FORT POLK — Helicopters are a common sight around Fort Polk, but what happens if a chopper goes down in a remote area? The first responders to get to the scene could be civilian firefighters — who might not know to watch for still-spinning rotors at night.

By Jean Dubiel

Guardian staff writer

 

FORT POLK — Helicopters are a common sight around Fort Polk, but what happens if a chopper goes down in a remote area? The first responders to get to the scene could be civilian firefighters — who might not know to watch for still-spinning rotors at night.

There are other problems, too. Do they know how to get the pilot and crew out of their seats? Can they find the emergency fuel shut off switch?

Thats why Leesville and New Llano firefighters got special training Jan. 19. Personnel were briefed on the crash rescue procedure for Fort Polk’s most commonly used aircraft — the UH-60 Blackhawk, OH-58 Kiowa, UH-72 Lakota, C-130 Hercules and CH-47 Chinook, as well as unmanned aviation vehicles.

Fort Polk firefighters assisted in the training, held in a parking lot at Northwestern State University. They brought along a “helicopter” — a propane-fueled training aid in the shape of a helicopter that can be set ablaze and extinguished quickly.

Roland Cimini, fire training officer with Fort Polk’s fire department, said the training helps civilian firefighters understand the dangers of dealing with helicopter crashes.

For example, the front of the aircraft should be treated like the barrel of a weapon — always assume it’s loaded and don’t get in front of it. Being struck by the rotors is an extreme danger.

“There are two rotors on the UH-60, and everyone sees the one on top,” Cimini said. “But it’s the rear rotor that can be very dangerous, especially if it is dark.”

Cimini showed firefighters where the fuel tanks are stored on each configuration of aircraft.

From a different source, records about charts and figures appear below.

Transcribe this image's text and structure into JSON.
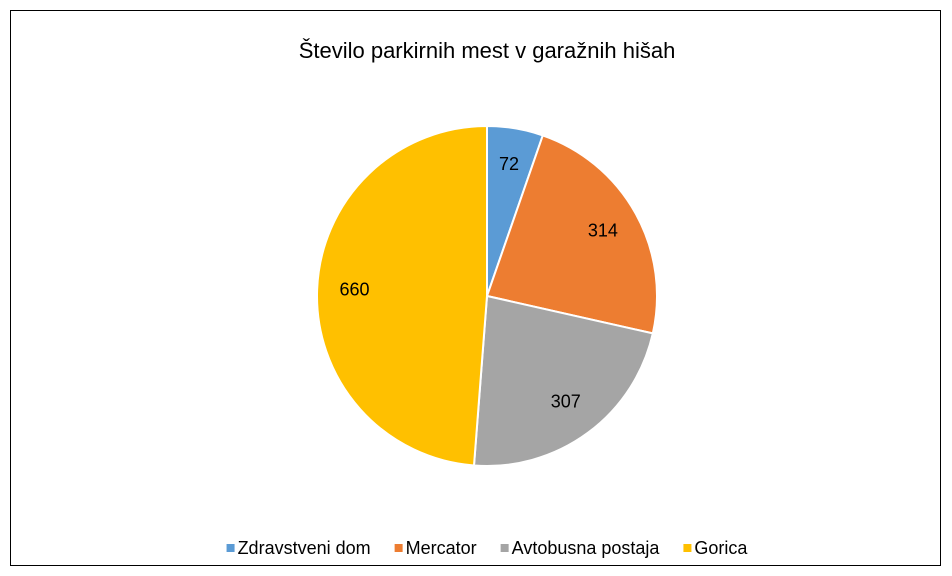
{
  "chart_data": {
    "type": "pie",
    "title": "Število parkirnih mest v garažnih hišah",
    "categories": [
      "Zdravstveni dom",
      "Mercator",
      "Avtobusna postaja",
      "Gorica"
    ],
    "values": [
      72,
      314,
      307,
      660
    ],
    "colors": [
      "#5b9bd5",
      "#ed7d31",
      "#a5a5a5",
      "#ffc000"
    ],
    "legend": "bottom"
  }
}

A UH-60 flight crew, which flew in for the exercise, demonstrated vital components for rescue on their aircraft, such as where the first aid kits and fire extinguishers are.

Firefighters also learned how to remove pilots from seats, the location of the on-board fire suppression system, how to remove doors from hinges, and more.

Then it was time to light the prop and practice fire suppression. The firefighters used an indirect stream of water — pointed not at the fire but near it, so as not to spread any fuel.

They also learned that they should always approach from the side of the aircraft.

David Kass, assistant chief of training for fire emergencies at Fort Polk, said everyone beneits from this sort of training.

“This is a great opportunity for us to work jointly with Leesville and New Llano,” he said. “It’s a demonstration of the great relationship that we continue to cultivate with them, and offers a win-win for us and the community.”

This is part of a trend in the Army, and has been dubbed the Public-Private Partnership initiative, or PPP. Federal agencies and local firefighter share training equipment, facilities and other resources. Also personnel are better trained all around. There are cost savings and a spirit of teamwork, and resources are used more efficiently.

Kyle Bush, Leesville Fire Department fire chief, was glad for the classes.

“It’s good that they can give us classes like this under the PPP,” he said. “We can’t (usually) leave the city limits for training, but NSU is part of city limits now, so (Fort Polk FES) could come off base here to coordinate the training.”

It all comes down to saving lives, Bush said.

“If one of these birds were to come down, something as simple as knowing where the fuel shutoff switch is could be vitally important. Now we know how to shut it down if we are the first ones on the scene,” he said.

Lt. Richard Bartlett, with New Llano Fire Department, agreed with Bush.

“I’m glad we are doing this with Fort Polk, and I think we need to do more parish, state and federal combined training,” he said. “Thanks to the training we had today, I feel we could offer valuable assistance if a chopper goes down.”

It also helps the occupants of the downed aircraft, aid UH-60 pilot Chief Warrant Officer Dan Verdin.

“It gives me peace of mind to know these guys are ready to help, just like my presence gives peace of mind to soldiers when they need to be (medically evacuated),” he said. “First responders are critical, and the more they know about our capabilities the better able they are to respond in a time of need.”

Training like this is a smart way to cover many bases, according to Cimini.

“Relationships are everything,” said Cimini. “Nobody can afford to staff and equip for every (conceivable) emergency, but we can pool our resources to fill the voids and train together to build teamwork.”